Lindsey Stirling singles chronology
| "The Upside" (2019) | "Artemis" (2019) | "What You're Made Of" (2020) |

= Artemis (song) =

"Artemis" is a 2019 single by violinist Lindsey Stirling.

==Background==
"Artemis" was the fourth single released from Stirling's album same name. The song was written, produced and performed by Stirling and is an instrumental track.

The track was released prior to the full album, and the launch event showed Stirling as a virtual reality avatar performing the song via Wave.

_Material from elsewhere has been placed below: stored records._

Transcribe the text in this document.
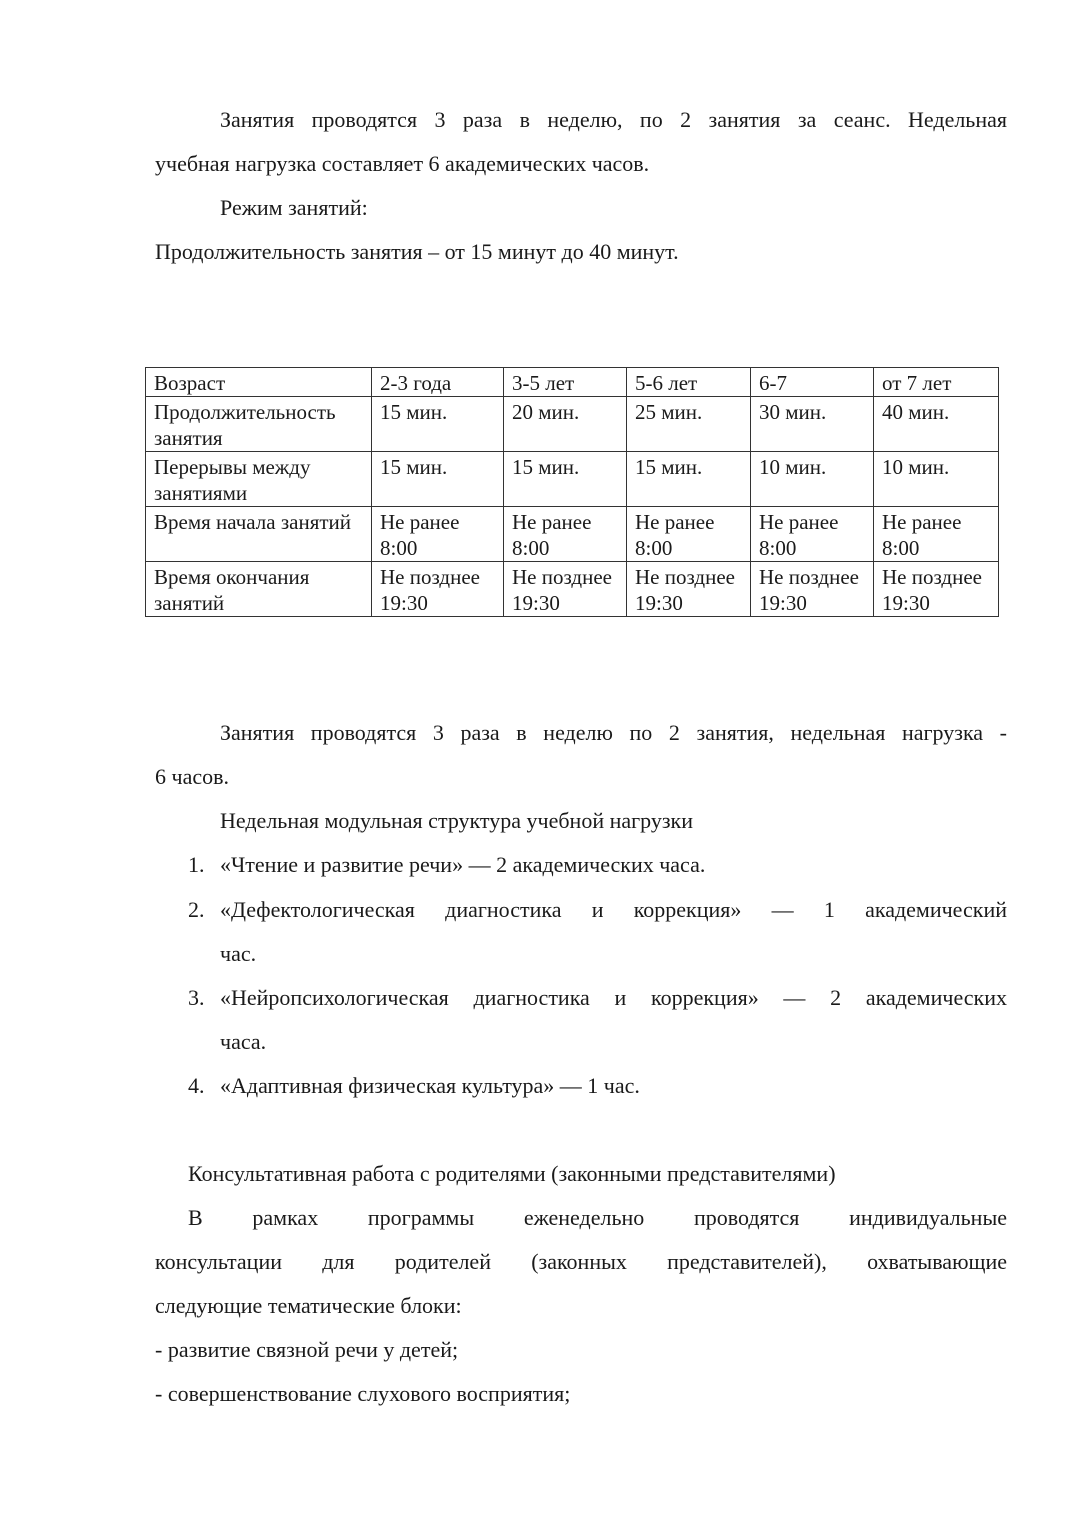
Занятия проводятся 3 раза в неделю, по 2 занятия за сеанс. Недельная
учебная нагрузка составляет 6 академических часов.
Режим занятий:
Продолжительность занятия – от 15 минут до 40 минут.
Возраст	2-3 года	3-5 лет	5-6 лет	6-7	от 7 лет
Продолжительность занятия	15 мин.	20 мин.	25 мин.	30 мин.	40 мин.
Перерывы между занятиями	15 мин.	15 мин.	15 мин.	10 мин.	10 мин.
Время начала занятий	Не ранее 8:00	Не ранее 8:00	Не ранее 8:00	Не ранее 8:00	Не ранее 8:00
Время окончания занятий	Не позднее 19:30	Не позднее 19:30	Не позднее 19:30	Не позднее 19:30	Не позднее 19:30
Занятия проводятся 3 раза в неделю по 2 занятия, недельная нагрузка -
6 часов.
Недельная модульная структура учебной нагрузки
1. «Чтение и развитие речи» — 2 академических часа.
2. «Дефектологическая диагностика и коррекция» — 1 академический
час.
3. «Нейропсихологическая диагностика и коррекция» — 2 академических
часа.
4. «Адаптивная физическая культура» — 1 час.
Консультативная работа с родителями (законными представителями)
В рамках программы еженедельно проводятся индивидуальные
консультации для родителей (законных представителей), охватывающие
следующие тематические блоки:
- развитие связной речи у детей;
- совершенствование слухового восприятия;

In March 2020, NASA launched a video created with Stirling promoting their 2024 Artemis Space Program. Stirling performed her song in an emotive video in the shadow of the Vehicle Assembly Building at Kennedy Space Center in Florida.

==Music video==
On August 30, 2019, Stirling released her music video for Artemis. It was produced by Stirling and Stephen Mallett. Continuing the theme of the album, Stirling returns to the role of the Greek goddess Artemis exploring her surroundings in a vast forest. The dancers move like hunters, matching Artemis's title as the goddess of wild animals, the hunt and vegetation.

Alongside the official music video, Stirling launched a behind-the-scenes video on September 5, 2019.

==Charts==
"Artemis" peaked at number 9 on the Billboard Dance/Electronic Digital Song Sales chart for the week ending September 14, 2019.